"I work very differently from a lot of designers," says Blow. "A lot of people when they sit down to design a puzzle game, they try to think up some smart things that are hard to figure out, stuff where people will be like ‘Gotcha!' and figure it out and feel smart themselves. That's step one. Then step two, they think of how to teach those mechanics to players."
Blow cites Valve as one of the best developers at this style of design, although he notes with a sigh that they "haven't designed a game in a long time." But Blow himself doesn't believe in designing this way, because he thinks it can lead to overly conservative, hand-holding gameplay.

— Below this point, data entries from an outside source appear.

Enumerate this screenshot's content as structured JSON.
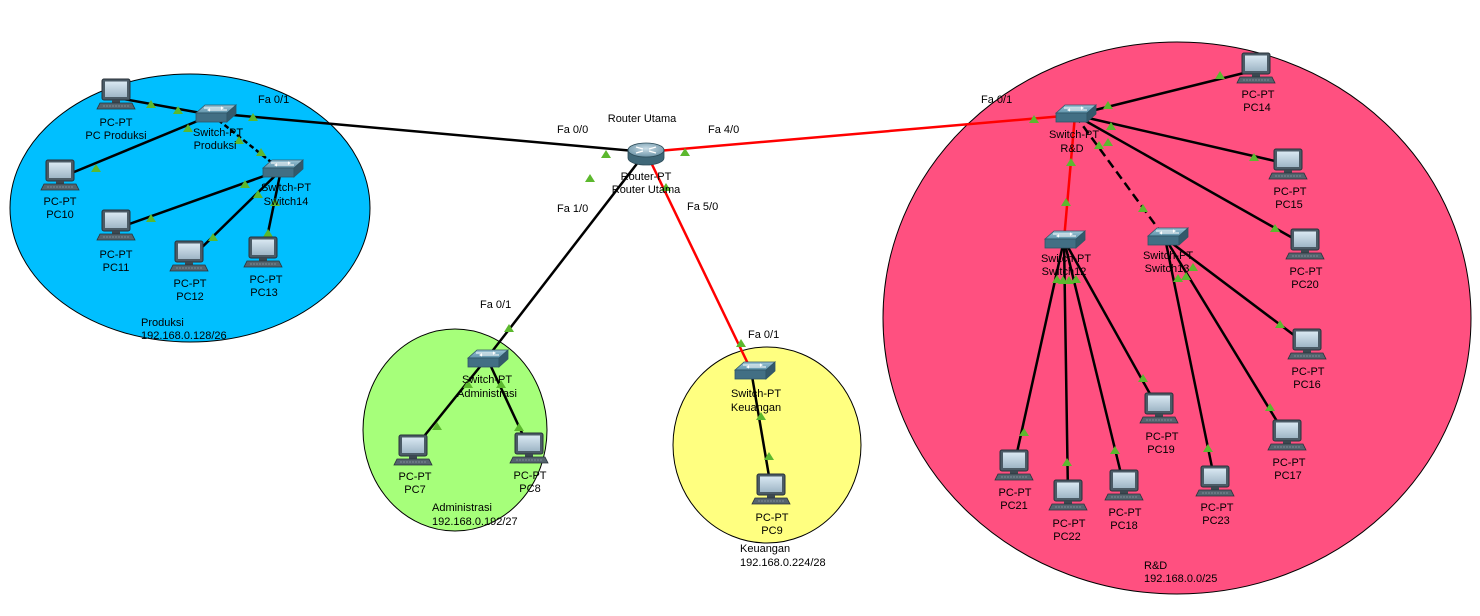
{
  "router": {
    "title": "Router Utama",
    "type": "Router-PT",
    "name": "Router Utama"
  },
  "ports": {
    "r_fa00": "Fa 0/0",
    "r_fa10": "Fa 1/0",
    "r_fa40": "Fa 4/0",
    "r_fa50": "Fa 5/0",
    "produksi_fa01": "Fa 0/1",
    "administrasi_fa01": "Fa 0/1",
    "keuangan_fa01": "Fa 0/1",
    "rnd_fa01": "Fa 0/1"
  },
  "zones": {
    "produksi": {
      "name": "Produksi",
      "subnet": "192.168.0.128/26",
      "color": "#00bfff"
    },
    "administrasi": {
      "name": "Administrasi",
      "subnet": "192.168.0.192/27",
      "color": "#a6ff7a"
    },
    "keuangan": {
      "name": "Keuangan",
      "subnet": "192.168.0.224/28",
      "color": "#ffff80"
    },
    "rnd": {
      "name": "R&D",
      "subnet": "192.168.0.0/25",
      "color": "#ff5080"
    }
  },
  "switches": {
    "produksi": {
      "type": "Switch-PT",
      "name": "Produksi"
    },
    "switch14": {
      "type": "Switch-PT",
      "name": "Switch14"
    },
    "administrasi": {
      "type": "Switch-PT",
      "name": "Administrasi"
    },
    "keuangan": {
      "type": "Switch-PT",
      "name": "Keuangan"
    },
    "rnd": {
      "type": "Switch-PT",
      "name": "R&D"
    },
    "switch12": {
      "type": "Switch-PT",
      "name": "Switch12"
    },
    "switch13": {
      "type": "Switch-PT",
      "name": "Switch13"
    }
  },
  "pcs": {
    "pc_produksi": {
      "type": "PC-PT",
      "name": "PC Produksi"
    },
    "pc10": {
      "type": "PC-PT",
      "name": "PC10"
    },
    "pc11": {
      "type": "PC-PT",
      "name": "PC11"
    },
    "pc12": {
      "type": "PC-PT",
      "name": "PC12"
    },
    "pc13": {
      "type": "PC-PT",
      "name": "PC13"
    },
    "pc7": {
      "type": "PC-PT",
      "name": "PC7"
    },
    "pc8": {
      "type": "PC-PT",
      "name": "PC8"
    },
    "pc9": {
      "type": "PC-PT",
      "name": "PC9"
    },
    "pc14": {
      "type": "PC-PT",
      "name": "PC14"
    },
    "pc15": {
      "type": "PC-PT",
      "name": "PC15"
    },
    "pc20": {
      "type": "PC-PT",
      "name": "PC20"
    },
    "pc16": {
      "type": "PC-PT",
      "name": "PC16"
    },
    "pc17": {
      "type": "PC-PT",
      "name": "PC17"
    },
    "pc19": {
      "type": "PC-PT",
      "name": "PC19"
    },
    "pc18": {
      "type": "PC-PT",
      "name": "PC18"
    },
    "pc21": {
      "type": "PC-PT",
      "name": "PC21"
    },
    "pc22": {
      "type": "PC-PT",
      "name": "PC22"
    },
    "pc23": {
      "type": "PC-PT",
      "name": "PC23"
    }
  },
  "colors": {
    "link": "#000000",
    "link_red": "#ff0000",
    "port_up": "#5cb82e"
  }
}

"The Witness is the anti-Nintendo," Blow says with a smile. "Nintendo has to have a little fairy follow you around and tell you everything all the time. Those kind of games drive me nuts. This is going the other way. It's more like the original Legend of Zelda, which didn't tell you anything. But at some point — a lot of companies do this, they start making a game, and they put it through focus testing, and any time someone gets stuck you consider it bad and change the game. That leads to extremely conservative, mechanical games."
Blow is certain that players will get stuck in The Witness. He's just not afraid of it; this is why he's designed it as an open-world game.
"If a game's really linear, and you have something really hard in the middle and someone gets stuck, you sort of just screwed them," he says. "And different people get stuck on different things, so it's not like if I'm a good designer I'll design something that no one gets stuck on. If you're going to design something that no one gets stuck on, it has to not really be a puzzle."
Instead, Blow has embraced non-linear design. When a player gets stuck in any particular area, they have the freedom to run to a different area, a different set of puzzles, and try to solve those instead.
"I like open-world games," Blow says. "It's the coolest thing in the world to see something in the game that's really far away and just go there. That used to not be technologically possible except by cheating, but now it's possible."
And sure enough, you can go pretty much anywhere you can see in The Witness from the very start of the game. Want to run off to the windmill near the center of the island? Feel free. See a shipwreck off the coast that you'd like to explore? It's all yours. Blow has built in a generously speedy run button that will allow players to cross from one end of the island to the other in just a few minutes. It's far from the biggest landmass ever seen in an open-world game, but to Blow size isn't the point; density is.
"I don't like developers competing over how big their world is," he says. "A bigger world leads to a lot of downtime or boring time as a player, because you've got to go somewhere. Or you get something like Skyrim that has fast travel, but then it's not really a world anymore."
Instead, Blow has built a more reasonably-sized world in The Witness, but one that has puzzles to solve at every turn and many recognizable landmarks, such as a giant castle or a set of desert ruins. Different areas are set apart from each other both by distinct looks and colors — a green swamp, a vibrant red forest, etc. — and by puzzles that follow a certain thread of logic from beginning to end.
For his part, Blow says he designs puzzles to be "first and foremost a representation of an idea, non-verbally." Rather than just being a tricky thing for a player to solve, he wants each puzzle to say something to the player. He does this by actually writing out a sentence for each puzzle.
"When I sit down to start designing a puzzle, the first thing I ask is what the sentence describing it would say," Blow explains. "It might be like ‘OK, you can separate black spots from white spots. And they can be in groups. And it can matter what direction you wind around.' Each of those is a specific statement. Those statements get more subtle and sophisticated as the game goes on, so that by the end, if you were to try to say what you were doing when with one of the more complicated puzzles in the game, it would probably be like two paragraphs long."